Of course, some things post-pandemic will cost more due to inflation and overloaded supply chains.

If your spending is boosted as a result of this, it might be undesirable, but it isn't necessarily a problem, said George Blount, a financial therapist and managing partner at nBalance Financial in Cambridge, Massachusetts.  

On the flip side, if your spending has become uncontrollable, that's a red flag, he said. And, if you've tried to budget using a system or a product that just isn't working for you, that's also cause for concern.

"You have to use the tools and you have to use them effectively," Bloun said.

In addition, if you make a lot of money but just aren't sure where it's going, that could signal overspending, according to Schadeck.

The solution? Mindful spending

To solve a spending problem, financial experts recommend getting well acquainted with the details of where your money is going and the emotions behind purchases.

"I always encourage people to get mindful about their money," said Greenhalgh.
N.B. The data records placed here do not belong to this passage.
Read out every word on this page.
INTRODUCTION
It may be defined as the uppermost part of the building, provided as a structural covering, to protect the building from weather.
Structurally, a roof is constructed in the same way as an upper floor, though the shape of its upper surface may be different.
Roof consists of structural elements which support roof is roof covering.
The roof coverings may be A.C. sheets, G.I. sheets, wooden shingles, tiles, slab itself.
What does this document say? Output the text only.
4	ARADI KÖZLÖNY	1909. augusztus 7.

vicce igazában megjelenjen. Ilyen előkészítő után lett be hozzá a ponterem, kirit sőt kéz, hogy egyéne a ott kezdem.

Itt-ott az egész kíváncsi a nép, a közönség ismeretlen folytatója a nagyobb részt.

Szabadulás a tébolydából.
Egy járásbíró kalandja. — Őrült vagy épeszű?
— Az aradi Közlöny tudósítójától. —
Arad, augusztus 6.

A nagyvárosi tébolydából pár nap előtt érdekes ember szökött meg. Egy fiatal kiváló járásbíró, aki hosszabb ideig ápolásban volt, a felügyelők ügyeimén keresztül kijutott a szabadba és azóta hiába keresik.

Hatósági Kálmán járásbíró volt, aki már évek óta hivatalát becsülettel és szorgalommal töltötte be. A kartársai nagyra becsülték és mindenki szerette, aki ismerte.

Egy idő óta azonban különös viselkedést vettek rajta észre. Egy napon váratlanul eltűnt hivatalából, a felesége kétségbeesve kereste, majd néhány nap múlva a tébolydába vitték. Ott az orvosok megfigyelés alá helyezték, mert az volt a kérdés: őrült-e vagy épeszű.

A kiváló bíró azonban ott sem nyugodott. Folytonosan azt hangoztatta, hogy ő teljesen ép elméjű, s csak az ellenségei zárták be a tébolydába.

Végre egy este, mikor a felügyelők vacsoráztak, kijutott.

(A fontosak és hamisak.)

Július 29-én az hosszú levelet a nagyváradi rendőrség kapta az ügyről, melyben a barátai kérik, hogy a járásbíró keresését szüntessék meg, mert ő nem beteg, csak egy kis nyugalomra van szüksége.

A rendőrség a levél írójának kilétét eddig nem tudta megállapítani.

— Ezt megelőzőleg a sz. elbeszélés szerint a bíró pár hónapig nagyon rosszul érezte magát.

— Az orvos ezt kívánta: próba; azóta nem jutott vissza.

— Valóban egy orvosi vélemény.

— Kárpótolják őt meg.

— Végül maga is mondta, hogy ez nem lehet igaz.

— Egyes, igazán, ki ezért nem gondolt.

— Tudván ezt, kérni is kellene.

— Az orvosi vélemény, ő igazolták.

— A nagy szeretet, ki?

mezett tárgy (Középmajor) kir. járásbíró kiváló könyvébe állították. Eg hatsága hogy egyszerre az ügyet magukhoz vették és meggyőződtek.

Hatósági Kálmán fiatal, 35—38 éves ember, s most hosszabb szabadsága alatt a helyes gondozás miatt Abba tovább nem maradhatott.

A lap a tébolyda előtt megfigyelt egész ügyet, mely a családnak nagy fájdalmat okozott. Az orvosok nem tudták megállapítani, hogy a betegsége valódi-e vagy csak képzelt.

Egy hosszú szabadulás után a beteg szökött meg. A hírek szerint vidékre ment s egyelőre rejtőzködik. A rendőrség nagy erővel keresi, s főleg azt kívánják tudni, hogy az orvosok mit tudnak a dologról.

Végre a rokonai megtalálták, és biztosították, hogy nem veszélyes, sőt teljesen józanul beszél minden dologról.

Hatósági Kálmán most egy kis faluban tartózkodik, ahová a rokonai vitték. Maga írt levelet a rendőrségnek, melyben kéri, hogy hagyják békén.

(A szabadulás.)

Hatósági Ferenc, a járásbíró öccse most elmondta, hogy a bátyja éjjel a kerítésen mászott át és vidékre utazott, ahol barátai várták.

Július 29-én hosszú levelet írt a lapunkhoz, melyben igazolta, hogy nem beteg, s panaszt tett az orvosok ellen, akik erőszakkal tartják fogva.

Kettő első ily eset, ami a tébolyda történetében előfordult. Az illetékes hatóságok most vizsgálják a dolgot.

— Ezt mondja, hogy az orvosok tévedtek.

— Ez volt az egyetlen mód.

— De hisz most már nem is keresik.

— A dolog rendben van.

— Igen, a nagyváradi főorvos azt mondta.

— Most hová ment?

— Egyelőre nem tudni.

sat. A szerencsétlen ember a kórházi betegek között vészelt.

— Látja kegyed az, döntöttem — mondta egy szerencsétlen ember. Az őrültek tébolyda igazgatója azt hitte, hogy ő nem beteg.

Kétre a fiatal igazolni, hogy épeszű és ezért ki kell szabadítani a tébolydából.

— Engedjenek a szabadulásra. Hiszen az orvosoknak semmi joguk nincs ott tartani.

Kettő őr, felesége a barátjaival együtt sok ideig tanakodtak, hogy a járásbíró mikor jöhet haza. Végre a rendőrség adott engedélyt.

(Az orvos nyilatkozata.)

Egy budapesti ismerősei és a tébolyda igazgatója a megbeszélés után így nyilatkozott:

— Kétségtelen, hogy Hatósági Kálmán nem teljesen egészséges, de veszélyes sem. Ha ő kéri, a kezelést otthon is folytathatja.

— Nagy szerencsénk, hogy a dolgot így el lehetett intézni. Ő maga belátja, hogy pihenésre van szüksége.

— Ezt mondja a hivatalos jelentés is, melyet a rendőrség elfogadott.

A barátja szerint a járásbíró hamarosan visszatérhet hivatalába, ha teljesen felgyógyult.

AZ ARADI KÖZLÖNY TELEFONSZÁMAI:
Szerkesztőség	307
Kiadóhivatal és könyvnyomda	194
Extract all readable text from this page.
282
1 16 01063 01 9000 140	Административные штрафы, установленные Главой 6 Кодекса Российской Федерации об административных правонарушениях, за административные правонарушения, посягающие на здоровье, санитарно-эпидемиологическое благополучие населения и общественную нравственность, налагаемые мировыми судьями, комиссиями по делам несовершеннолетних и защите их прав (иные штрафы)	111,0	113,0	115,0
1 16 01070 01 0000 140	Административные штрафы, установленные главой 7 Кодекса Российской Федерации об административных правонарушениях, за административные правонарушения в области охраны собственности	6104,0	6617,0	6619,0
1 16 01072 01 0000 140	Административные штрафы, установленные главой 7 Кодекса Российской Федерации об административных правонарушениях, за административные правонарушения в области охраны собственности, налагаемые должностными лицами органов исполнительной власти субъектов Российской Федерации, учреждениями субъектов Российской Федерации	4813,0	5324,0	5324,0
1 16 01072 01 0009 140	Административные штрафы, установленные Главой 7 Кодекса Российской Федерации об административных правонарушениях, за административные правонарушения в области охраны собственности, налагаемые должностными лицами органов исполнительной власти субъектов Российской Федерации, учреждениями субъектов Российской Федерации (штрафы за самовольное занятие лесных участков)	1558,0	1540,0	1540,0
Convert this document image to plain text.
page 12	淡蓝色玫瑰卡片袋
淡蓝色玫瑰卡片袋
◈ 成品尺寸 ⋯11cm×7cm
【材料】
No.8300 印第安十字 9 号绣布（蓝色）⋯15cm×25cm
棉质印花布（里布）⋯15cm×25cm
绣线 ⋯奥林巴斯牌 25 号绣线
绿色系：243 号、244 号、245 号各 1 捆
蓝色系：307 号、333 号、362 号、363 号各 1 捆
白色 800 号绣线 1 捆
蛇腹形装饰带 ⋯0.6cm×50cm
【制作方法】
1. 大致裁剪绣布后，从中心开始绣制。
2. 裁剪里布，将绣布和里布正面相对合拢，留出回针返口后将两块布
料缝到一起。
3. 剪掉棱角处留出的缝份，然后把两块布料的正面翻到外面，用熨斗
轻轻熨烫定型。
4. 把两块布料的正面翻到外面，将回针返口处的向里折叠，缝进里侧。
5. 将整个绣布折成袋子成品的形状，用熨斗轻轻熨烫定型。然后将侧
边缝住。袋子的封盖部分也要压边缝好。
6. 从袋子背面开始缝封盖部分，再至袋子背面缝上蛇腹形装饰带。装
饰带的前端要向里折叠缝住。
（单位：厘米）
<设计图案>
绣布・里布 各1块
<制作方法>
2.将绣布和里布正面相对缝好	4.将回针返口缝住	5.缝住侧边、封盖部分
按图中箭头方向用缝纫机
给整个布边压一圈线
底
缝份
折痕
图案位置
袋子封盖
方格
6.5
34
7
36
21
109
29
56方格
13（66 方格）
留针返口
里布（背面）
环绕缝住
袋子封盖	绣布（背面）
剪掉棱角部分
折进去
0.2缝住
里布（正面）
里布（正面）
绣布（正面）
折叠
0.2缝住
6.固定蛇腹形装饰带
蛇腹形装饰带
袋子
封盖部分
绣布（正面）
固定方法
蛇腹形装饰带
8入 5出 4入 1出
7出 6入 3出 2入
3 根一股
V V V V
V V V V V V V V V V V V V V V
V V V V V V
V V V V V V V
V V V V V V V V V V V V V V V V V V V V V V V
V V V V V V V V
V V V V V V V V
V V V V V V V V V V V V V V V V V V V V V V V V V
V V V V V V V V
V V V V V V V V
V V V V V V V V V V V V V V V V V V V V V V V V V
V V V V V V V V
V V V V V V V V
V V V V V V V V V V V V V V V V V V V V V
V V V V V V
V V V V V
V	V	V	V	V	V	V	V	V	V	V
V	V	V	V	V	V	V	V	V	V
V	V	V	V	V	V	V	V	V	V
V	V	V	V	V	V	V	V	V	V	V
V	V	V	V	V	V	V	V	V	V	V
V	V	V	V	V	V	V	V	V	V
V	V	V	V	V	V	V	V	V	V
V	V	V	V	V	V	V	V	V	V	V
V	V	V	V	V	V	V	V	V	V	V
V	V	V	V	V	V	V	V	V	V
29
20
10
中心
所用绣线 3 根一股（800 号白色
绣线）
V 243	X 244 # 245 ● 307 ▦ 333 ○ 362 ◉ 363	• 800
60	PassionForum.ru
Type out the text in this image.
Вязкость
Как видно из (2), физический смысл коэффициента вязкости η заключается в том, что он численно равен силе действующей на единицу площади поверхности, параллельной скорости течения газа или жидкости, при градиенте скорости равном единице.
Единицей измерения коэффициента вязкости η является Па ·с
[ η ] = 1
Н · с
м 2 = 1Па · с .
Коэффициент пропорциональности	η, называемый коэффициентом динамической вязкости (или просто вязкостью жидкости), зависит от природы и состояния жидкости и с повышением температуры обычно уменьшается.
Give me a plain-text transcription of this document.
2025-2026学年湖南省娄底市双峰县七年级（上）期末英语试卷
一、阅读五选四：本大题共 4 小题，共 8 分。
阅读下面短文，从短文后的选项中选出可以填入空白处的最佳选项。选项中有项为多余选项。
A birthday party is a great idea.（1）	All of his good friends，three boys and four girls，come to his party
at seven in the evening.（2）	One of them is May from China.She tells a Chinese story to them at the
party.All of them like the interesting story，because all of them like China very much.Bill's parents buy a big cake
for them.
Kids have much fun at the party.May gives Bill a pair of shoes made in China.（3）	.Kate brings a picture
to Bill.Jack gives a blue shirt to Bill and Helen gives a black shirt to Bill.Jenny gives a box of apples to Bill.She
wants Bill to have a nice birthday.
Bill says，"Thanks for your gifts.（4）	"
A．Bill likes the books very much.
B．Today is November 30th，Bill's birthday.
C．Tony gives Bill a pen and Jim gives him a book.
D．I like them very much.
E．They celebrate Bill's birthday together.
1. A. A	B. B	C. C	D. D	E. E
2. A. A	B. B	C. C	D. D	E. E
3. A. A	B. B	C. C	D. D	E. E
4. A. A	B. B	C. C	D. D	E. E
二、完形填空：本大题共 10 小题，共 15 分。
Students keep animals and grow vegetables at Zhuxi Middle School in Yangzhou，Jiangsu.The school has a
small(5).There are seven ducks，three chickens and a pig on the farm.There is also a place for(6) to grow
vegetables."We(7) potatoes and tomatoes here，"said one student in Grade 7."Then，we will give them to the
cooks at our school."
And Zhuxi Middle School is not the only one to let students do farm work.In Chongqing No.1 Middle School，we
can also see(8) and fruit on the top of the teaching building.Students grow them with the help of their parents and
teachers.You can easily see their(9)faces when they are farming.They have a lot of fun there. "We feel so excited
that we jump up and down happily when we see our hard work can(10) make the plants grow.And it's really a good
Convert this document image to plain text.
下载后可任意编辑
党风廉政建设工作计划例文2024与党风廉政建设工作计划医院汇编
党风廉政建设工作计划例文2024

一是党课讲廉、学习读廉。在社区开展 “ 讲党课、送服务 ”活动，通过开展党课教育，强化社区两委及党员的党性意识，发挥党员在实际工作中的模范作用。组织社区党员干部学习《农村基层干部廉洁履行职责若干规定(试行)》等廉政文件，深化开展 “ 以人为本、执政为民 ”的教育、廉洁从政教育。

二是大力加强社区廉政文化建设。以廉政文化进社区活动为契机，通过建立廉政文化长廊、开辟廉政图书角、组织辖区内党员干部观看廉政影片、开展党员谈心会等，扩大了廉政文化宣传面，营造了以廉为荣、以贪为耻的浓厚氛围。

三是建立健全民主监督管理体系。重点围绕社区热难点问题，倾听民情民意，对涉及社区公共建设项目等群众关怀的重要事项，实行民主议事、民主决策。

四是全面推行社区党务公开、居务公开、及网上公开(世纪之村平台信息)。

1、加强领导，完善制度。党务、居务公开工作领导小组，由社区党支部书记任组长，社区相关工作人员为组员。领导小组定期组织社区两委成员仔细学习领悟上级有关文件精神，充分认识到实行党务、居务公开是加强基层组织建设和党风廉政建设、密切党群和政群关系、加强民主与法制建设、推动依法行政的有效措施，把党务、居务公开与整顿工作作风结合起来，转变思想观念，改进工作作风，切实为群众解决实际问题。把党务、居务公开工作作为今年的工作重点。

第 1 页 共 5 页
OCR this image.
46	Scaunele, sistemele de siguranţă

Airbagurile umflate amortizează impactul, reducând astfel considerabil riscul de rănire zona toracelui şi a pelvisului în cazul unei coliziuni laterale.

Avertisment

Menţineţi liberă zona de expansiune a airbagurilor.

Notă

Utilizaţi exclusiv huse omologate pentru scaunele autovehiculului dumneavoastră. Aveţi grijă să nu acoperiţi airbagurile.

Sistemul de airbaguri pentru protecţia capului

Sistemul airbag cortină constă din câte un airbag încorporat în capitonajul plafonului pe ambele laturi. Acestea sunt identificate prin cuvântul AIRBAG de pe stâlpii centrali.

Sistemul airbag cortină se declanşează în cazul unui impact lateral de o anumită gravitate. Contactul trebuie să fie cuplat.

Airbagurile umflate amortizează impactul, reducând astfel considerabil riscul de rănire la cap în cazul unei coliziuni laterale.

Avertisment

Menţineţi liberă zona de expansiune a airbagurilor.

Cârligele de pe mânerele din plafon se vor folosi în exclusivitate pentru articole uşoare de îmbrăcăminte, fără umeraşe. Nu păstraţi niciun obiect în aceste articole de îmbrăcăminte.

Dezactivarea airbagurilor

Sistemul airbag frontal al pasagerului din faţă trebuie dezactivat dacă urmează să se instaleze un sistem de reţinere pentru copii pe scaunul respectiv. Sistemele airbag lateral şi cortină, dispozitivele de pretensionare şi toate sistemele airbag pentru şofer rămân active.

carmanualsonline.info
That means looking at their spending for a few months in a row, she said.

Set aside some quiet time with your bank account and credit card statements and really see where the money is going, she said. Then, assess what you feel good about, and what you're not so happy about. This could include comparing expenses to a pre-pandemic budget, identifying any shifts in spending and course correcting if needed.

Being connected to where you're spending can help you form new habits, she said.

If you're still having trouble with spending or feel it might be tied to emotions you're struggling to control, seeking help from a therapist or financial therapist can help you work through those issues.

You can also do certain exercises such as checking in with your emotions before making any purchase, said Blum.

"Everything we do has an emotional component, and if we don't know what those are, we're kind of operating at a loss, we're stuck," he said. By asking yourself why you're making a purchase before swiping your credit card, you can become more aware of the emotional component and address it.